I keep on bumping into the topic of trauma. Our society, literature and art, at least in the West, are dealing with this topic more openly and more creatively than they did in the not too distant past. So far, I just have some disconnected notes.

  • In the novel American Dirt by Jeanine Cummins, a woman and her eight-year-old child escape from the brutal massacre carried out by a Mexican cartel of sixteen members of her family– that’s the opening chapter, no spoilers here. As mother and son flee this tragedy, they carry their trauma with them. The narrator, at this point focalized on the mother notes: ‘Trauma waits for stillness. Lydia feels like a cracked egg, and she doesn’t know if she’s the shell or the yolk or the white. She is scrambled.’ 
  • A CfP (that’s ‘call for papers’ in academic speak) came up for an article collection on the theme of extremities, not to be confused with extremism, following on from the work of Catherine Malabou on neuro-literature and the recent wave of ‘extreme’ texts in literature. In brief neuro-literature is something of a template for literary and art criticism that is post-deconstructive (sorry Derrida) and post-sociocultural interpretations, drawing from the sciences, including neurobiology. ‘Extreme’ texts seem to have many definitions, but I divide them simply into structurally experimental and/or radical in theme. On the CfP’s list of potential topics within the idea of extremities is ‘post-trauma, witnessing, silencing and reorientation in literature.’ This makes me wonder if trauma reaches an extreme, an outer edge, of human experience.
  • Some excellent novels in recent years have dealt with the topic of rape, how it traumatises as it shames and alienates the victim and the victim’s family. A melange of emotions with an undercurrent of misogyny and patriarchy. I mentioned in a recent blog, Girl by Edna O’Brien, which is about the abducted girls in Burkina Faso.
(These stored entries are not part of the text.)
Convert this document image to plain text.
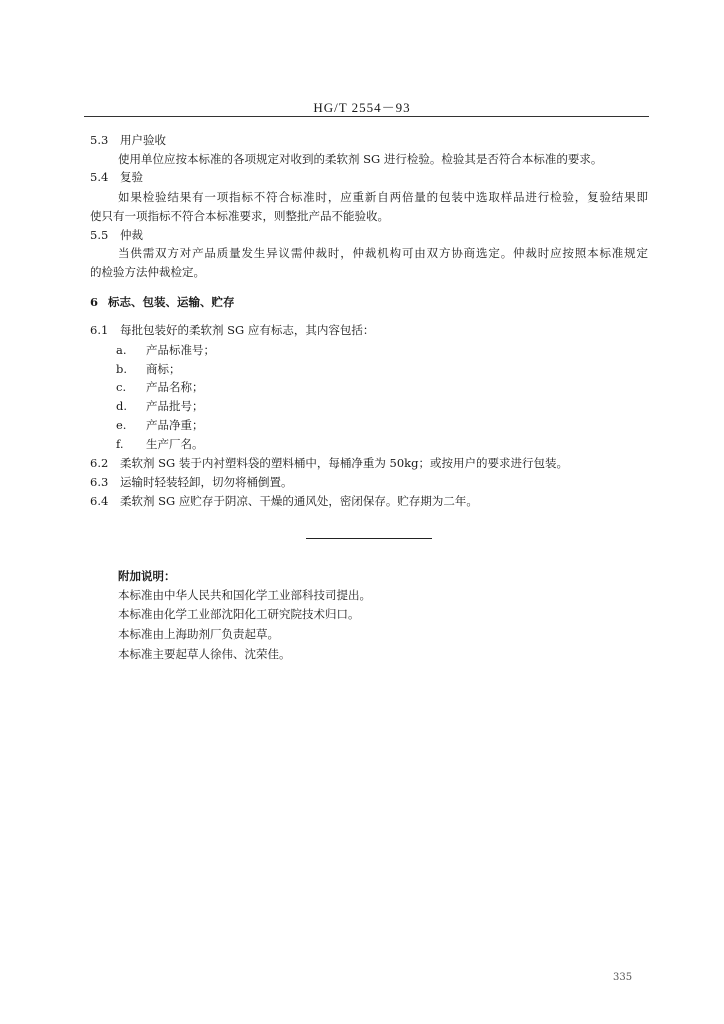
HG/T 2554－93
5.3 用户验收
使用单位应按本标准的各项规定对收到的柔软剂 SG 进行检验。检验其是否符合本标准的要求。
5.4 复验
如果检验结果有一项指标不符合标准时，应重新自两倍量的包装中选取样品进行检验，复验结果即
使只有一项指标不符合本标准要求，则整批产品不能验收。
5.5 仲裁
当供需双方对产品质量发生异议需仲裁时，仲裁机构可由双方协商选定。仲裁时应按照本标准规定
的检验方法仲裁检定。
6 标志、包装、运输、贮存
6.1 每批包装好的柔软剂 SG 应有标志，其内容包括：
a. 产品标准号；
b. 商标；
c. 产品名称；
d. 产品批号；
e. 产品净重；
f. 生产厂名。
6.2 柔软剂 SG 装于内衬塑料袋的塑料桶中，每桶净重为 50kg；或按用户的要求进行包装。
6.3 运输时轻装轻卸，切勿将桶倒置。
6.4 柔软剂 SG 应贮存于阴凉、干燥的通风处，密闭保存。贮存期为二年。
附加说明：
本标准由中华人民共和国化学工业部科技司提出。
本标准由化学工业部沈阳化工研究院技术归口。
本标准由上海助剂厂负责起草。
本标准主要起草人徐伟、沈荣佳。
335
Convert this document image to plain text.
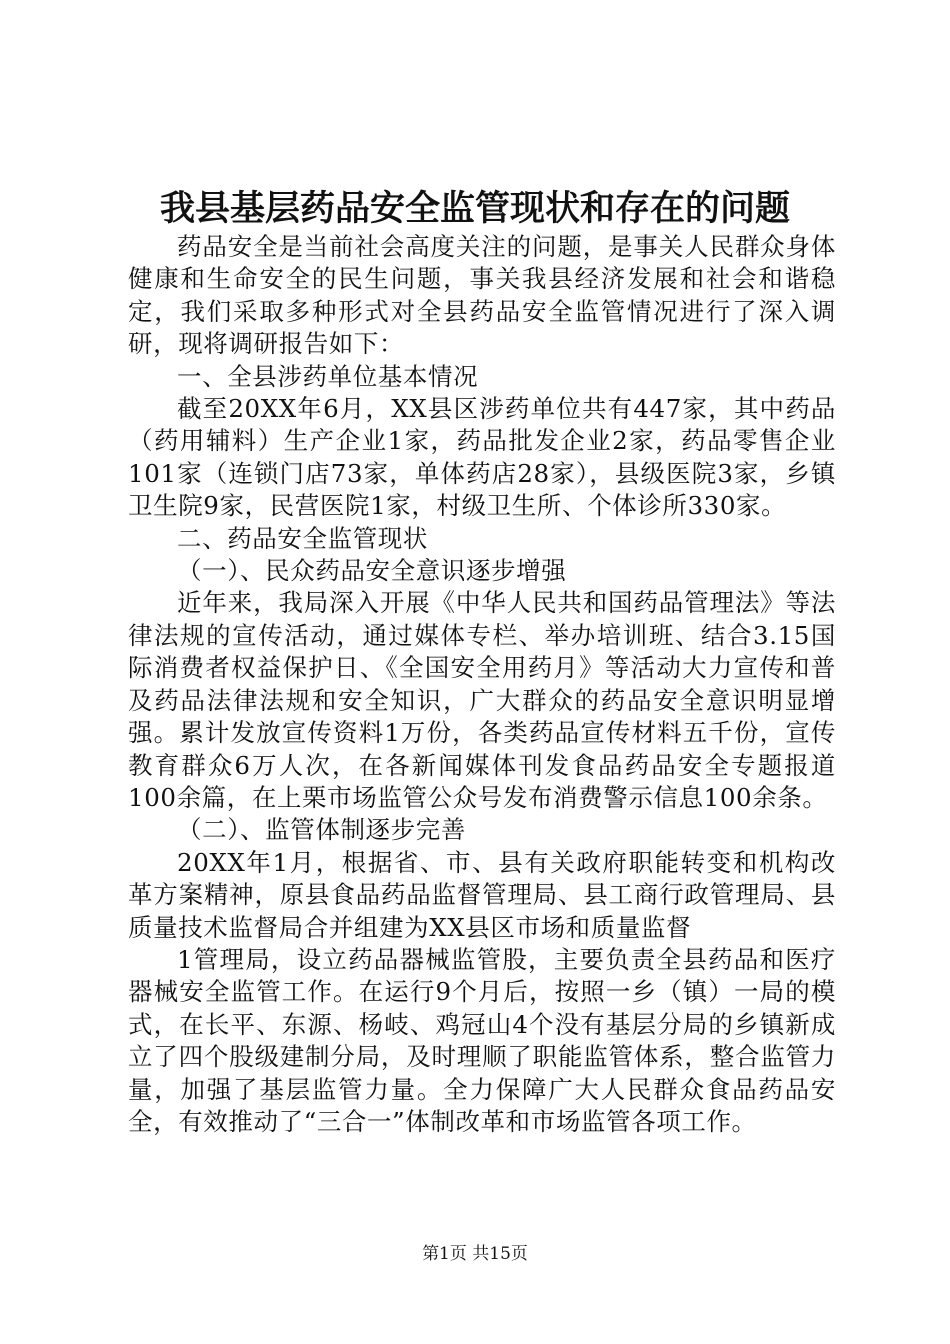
我县基层药品安全监管现状和存在的问题

药品安全是当前社会高度关注的问题，是事关人民群众身体健康和生命安全的民生问题，事关我县经济发展和社会和谐稳定，我们采取多种形式对全县药品安全监管情况进行了深入调研，现将调研报告如下：

一、全县涉药单位基本情况

截至20XX年6月，XX县区涉药单位共有447家，其中药品（药用辅料）生产企业1家，药品批发企业2家，药品零售企业101家（连锁门店73家，单体药店28家），县级医院3家，乡镇卫生院9家，民营医院1家，村级卫生所、个体诊所330家。

二、药品安全监管现状

（一）、民众药品安全意识逐步增强

近年来，我局深入开展《中华人民共和国药品管理法》等法律法规的宣传活动，通过媒体专栏、举办培训班、结合3.15国际消费者权益保护日、《全国安全用药月》等活动大力宣传和普及药品法律法规和安全知识，广大群众的药品安全意识明显增强。累计发放宣传资料1万份，各类药品宣传材料五千份，宣传教育群众6万人次，在各新闻媒体刊发食品药品安全专题报道100余篇，在上栗市场监管公众号发布消费警示信息100余条。

（二）、监管体制逐步完善

20XX年1月，根据省、市、县有关政府职能转变和机构改革方案精神，原县食品药品监督管理局、县工商行政管理局、县质量技术监督局合并组建为XX县区市场和质量监督

1管理局，设立药品器械监管股，主要负责全县药品和医疗器械安全监管工作。在运行9个月后，按照一乡（镇）一局的模式，在长平、东源、杨岐、鸡冠山4个没有基层分局的乡镇新成立了四个股级建制分局，及时理顺了职能监管体系，整合监管力量，加强了基层监管力量。全力保障广大人民群众食品药品安全，有效推动了“三合一”体制改革和市场监管各项工作。

第1页 共15页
To this I add, We Were the Mulvaneys by Joyce Carol Oates, which is set in the US and shows how the rape of one family member can over time change the lives of the entire family.
  • The Body Keeps the Score by Bessel van der Kolk has been referred to as the ‘trauma bible.’ Van der Kolk, a trauma specialist, recounts his decades of work with trauma survivors, showing how this is not only a psychological condition and phenomenon, but also a physical one that can alter the body’s health. It was on the New York Times bestseller list. I think says something about the time we are living in.
  • A zoom talk by Women’s Human Rights Council featured Jeanne Sarson and Linda Macdonald, who were promoting their book Women Unsilenced. The book is about the male torture of women in domestic violence and in slave trafficking. The authors mentioned how they are not referring to PTSD (post-traumatic stress disorder) in the usual way, for them it is PTSR. The R is for response – we respond, we naturally react to stress and trauma. To call it a ‘disorder’ further victimizes the victim. I agree with that.

It’s a humourless topic, which makes it hard to write about. It might take some journal entries and blogs to get to grips with this. But the topic is also ubiquitous, and writing about it is crucial.